Mö'te Savasi
Arab yar ımadası haricindeki hükümdarlara gönderilen elçiler, onlardan aldıkları müsbet ve menfi cevaplarla geri döndükten sonra Resulü Ekrem Arabistan haricinde faaliyette bulunmak üzere bir ordu hazırlamağa koyuldu, Rumlarla, İranlıların vaziyetlerini ve faaliyetlerini tetkika başladı. Rumların, hudutları, Peygamberin hududuna bitişik idi. Onlardan gizli haberler almağa çalışılıyordu. İslâmiyetin yayılışı bütün halk tabakalarına sirayet ettiği için, dinin tamimi meselesi Arab hududlarını aşınca geniş çapta yayılacağı muhakkaktı. Alınan haberler ve müşahedeler Islama davetin Şam Ülkesinde daha geniş kabule mazhar olacağını gösteriyordu. Yemen'deki Kisra'nin valisi davete icabet etmiş olduğundan, Şam ülkesine bir ordu şevki düşünüldü. Hicretin yedinci yılının Cemaziyülevvel ayı içinde yâni Hudeybiye musalehasından bir kaç ay sonra en seçkin Müslüman kahramanlarından üç bin mücahid toplanarak Harisi oğlu Zeyd'in kumandasına verildi. Kendisine bir şey olursa onun yerine Ebu Talibin oğlu Cafer, ona da bir şey olacak olursa Revvaha oğlu Abdullah'ın yerine geçeceği tebliğ edildi.
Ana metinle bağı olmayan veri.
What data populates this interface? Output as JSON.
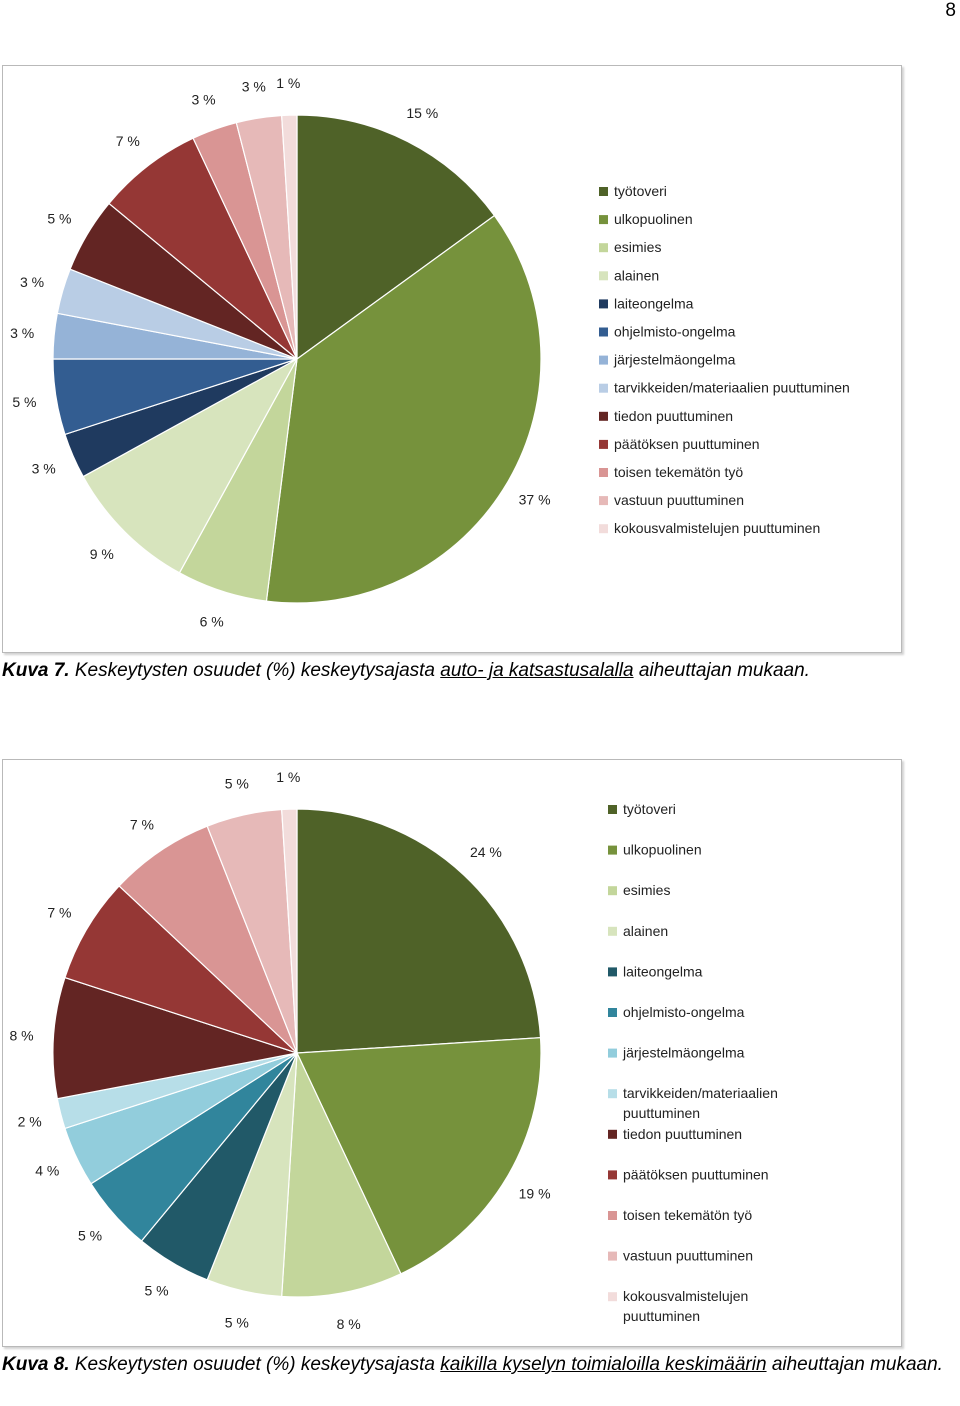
{
  "page_number": "8",
  "chart_data": [
    {
      "type": "pie",
      "start_angle": "12 o'clock, clockwise",
      "categories": [
        "työtoveri",
        "ulkopuolinen",
        "esimies",
        "alainen",
        "laiteongelma",
        "ohjelmisto-ongelma",
        "järjestelmäongelma",
        "tarvikkeiden/materiaalien puuttuminen",
        "tiedon puuttuminen",
        "päätöksen puuttuminen",
        "toisen tekemätön työ",
        "vastuun puuttuminen",
        "kokousvalmistelujen puuttuminen"
      ],
      "values": [
        15,
        37,
        6,
        9,
        3,
        5,
        3,
        3,
        5,
        7,
        3,
        3,
        1
      ],
      "data_labels": [
        "15 %",
        "37 %",
        "6 %",
        "9 %",
        "3 %",
        "5 %",
        "3 %",
        "3 %",
        "5 %",
        "7 %",
        "3 %",
        "3 %",
        "1 %"
      ],
      "colors": [
        "#4f6228",
        "#76923c",
        "#c3d69b",
        "#d7e4bd",
        "#1f3a5f",
        "#335d91",
        "#95b3d7",
        "#b9cde5",
        "#632523",
        "#953735",
        "#d99594",
        "#e6b9b8",
        "#f2dcdb"
      ],
      "legend": "right"
    },
    {
      "type": "pie",
      "start_angle": "12 o'clock, clockwise",
      "categories": [
        "työtoveri",
        "ulkopuolinen",
        "esimies",
        "alainen",
        "laiteongelma",
        "ohjelmisto-ongelma",
        "järjestelmäongelma",
        "tarvikkeiden/materiaalien puuttuminen",
        "tiedon puuttuminen",
        "päätöksen puuttuminen",
        "toisen tekemätön työ",
        "vastuun puuttuminen",
        "kokousvalmistelujen puuttuminen"
      ],
      "values": [
        24,
        19,
        8,
        5,
        5,
        5,
        4,
        2,
        8,
        7,
        7,
        5,
        1
      ],
      "data_labels": [
        "24 %",
        "19 %",
        "8 %",
        "5 %",
        "5 %",
        "5 %",
        "4 %",
        "2 %",
        "8 %",
        "7 %",
        "7 %",
        "5 %",
        "1 %"
      ],
      "colors": [
        "#4f6228",
        "#76923c",
        "#c3d69b",
        "#d7e4bd",
        "#215968",
        "#31859c",
        "#92cddc",
        "#b7dee8",
        "#632523",
        "#953735",
        "#d99594",
        "#e6b9b8",
        "#f2dcdb"
      ],
      "legend": "right"
    }
  ],
  "captions": [
    {
      "label": "Kuva 7.",
      "text": " Keskeytysten osuudet (%) keskeytysajasta ",
      "underlined": "auto- ja katsastusalalla",
      "after": " aiheuttajan mukaan."
    },
    {
      "label": "Kuva 8.",
      "text": " Keskeytysten osuudet (%) keskeytysajasta ",
      "underlined": "kaikilla kyselyn toimialoilla keskimäärin",
      "after": " aiheuttajan mukaan."
    }
  ]
}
Ordu hareket etti. Hudeybiye musalehasından sonra Müslüman olmuş olan Halid ibn-i Velid beraber idi. Resulü Ekrem Medine haricine kadar orduyu takip etti ve kumandan lara; kad ınlarla çocukları ve körleri öldürmemelerini, evleri yıkmamalarını, ağaçları kesmemelerini tenbih etti ve sonra şu duada bulundu :
«Allah sizinle beraber olsun ve sizi muhafaza buyursun. Sağ ve salim bize iade etsin.» Ordu hareket etti. Kumandanlar bu harbin, Resul-i Ekrem'in bizzat bulunduğu harplerde yaptığı gibi bir yıldırım harbi, bir baskın şeklinde olması kararında idiler. Şam ordusunu ansızın basıp mağlûp etmek istiyorlardı. Bu programla ilerleyen ordu Maan'a geldiği vakit Herkl'in Şam kumandanının müslümanlara karşı Arab kabilelerinden yüzbin muharib topladığı gibi bizzat Herkl'in de ayrıca yüzbin muharib ile gelmiş olduğu haber alındı. Bu haber ortalığa korku verdi. Maan'da iki gün kalan ordu, bu büyük kuvvet karşısında ne türlü hareket edileceğini düşünmeğe bağladı. Bazıları keyfiyeti peygambere yazıp düşmanın sayısını bildirerek takviye kuvvetleri istemeyi, bazıları da bu vaziyete karşı Peygamberin talimat ve emirlerini beklemek lâzım olduğu mütalâasında bulundukları bu sırada Revvaha oğlu Abdullah şöyle bir hitabda bulundu :
Ey cemaat! Şimdi aradığınız şehidlik payesi önünüzdedir. Biz bugüne kadar harb ettiklerimizle ne adet, ne de kuvvet çokluğuyla değil, ancak Allahın bize ihsan buyurduğu din kuvvetiyle savaştık. Yürüyünüz! İki rahmetten biri... Ya düşmanı mağlûp etmek veyahut şehitlik!...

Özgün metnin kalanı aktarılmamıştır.